したんだけど、いつ観ても後半からの槙島さんのハジケっぷりに吹き出してしまう。
途中まではすげぇかっこいいんですよ槙島さん。情報戦一本で公安局を翻弄させ、ブローカーとして猟奇殺人犯を手のひらの上で躍らせ、犯罪抑止の真髄であるシビュラシステムの一端の眼前で原始的手段の殺人を実演してみせた姿には、
笑い男に通ずる攻略難易度と、
ヨハンに通ずる神秘的気配と、
ジグソウに通ずるを哲学的残虐性
をブレンドした尋常ならざるオーラがかもし出ていました。その存在感たるや、ストーリーを牽引するラスボスとしてふさわしい貫禄で、作品の魅力の坩堝といって差し支えない見事なアトラクティビティだったわけですよ。それこそ彼一人のために本作をお気に入り棚に放り込むこともやぶさかでないほど。
しかし後半。槙島さん、あろうことか、達人級の武術・体術を会得してしまった。華麗にナイフをビュンビュン振り回し、現役の警察官に巴投げを炸裂し、平素柔軟体操に勤しむ姿が目に浮かぶような開脚回し蹴りを披露するんである。もう、こんなとこでB級オーラ開花とかやめてくれって感じです。地を這って追跡・捜査する公安局の汗臭さを嘲笑するような、余裕の態度や頭脳的立ち回りがステキだったのに、急にアクロバチックに動きだすからせっかくの貫禄がパァですよ。武闘派なタレント性とかマジでいらねー。近未来が舞台なんだから、笑い男亜種にふさわしい振る舞いで一貫させるための余地は十分あり得たでしょう。

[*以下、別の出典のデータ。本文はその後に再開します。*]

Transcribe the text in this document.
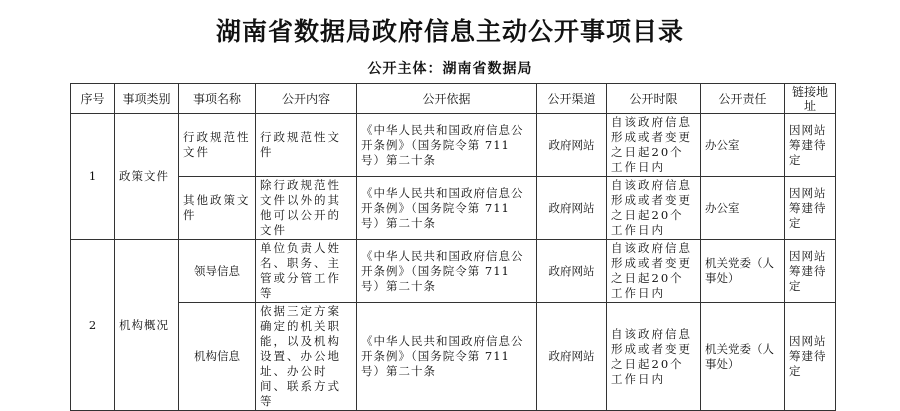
湖南省数据局政府信息主动公开事项目录
公开主体：湖南省数据局
序号	事项类别	事项名称	公开内容	公开依据	公开渠道	公开时限	公开责任	链接地址
1	政策文件	行政规范性文件	行政规范性文件	《中华人民共和国政府信息公开条例》（国务院令第 711 号）第二十条	政府网站	自该政府信息形成或者变更之日起20个工作日内	办公室	因网站筹建待定
		其他政策文件	除行政规范性文件以外的其他可以公开的文件	《中华人民共和国政府信息公开条例》（国务院令第 711 号）第二十条	政府网站	自该政府信息形成或者变更之日起20个工作日内	办公室	因网站筹建待定
2	机构概况	领导信息	单位负责人姓名、职务、主管或分管工作等	《中华人民共和国政府信息公开条例》（国务院令第 711 号）第二十条	政府网站	自该政府信息形成或者变更之日起20个工作日内	机关党委（人事处）	因网站筹建待定
		机构信息	依据三定方案确定的机关职能，以及机构设置、办公地址、办公时间、联系方式等	《中华人民共和国政府信息公开条例》（国务院令第 711 号）第二十条	政府网站	自该政府信息形成或者变更之日起20个工作日内	机关党委（人事处）	因网站筹建待定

SF作品なんで、世界観や設定のディテールの甘さは大目に見てもいいかなって気分だったんですが、せめて思想犯槙島だけはもう一歩踏み込んだこだわりを持って描ききって欲しかったですね。
文句ばっかり言ってたらフェアじゃないんでね、ちゃんと褒めるとこ褒めておくと、演出、アクション、ここらへんはよかったですね。間違いなく高質の部類と思います。
あと、猟奇殺人犯の描写もすごくいい。殺し方の趣味の悪さとか最高だ。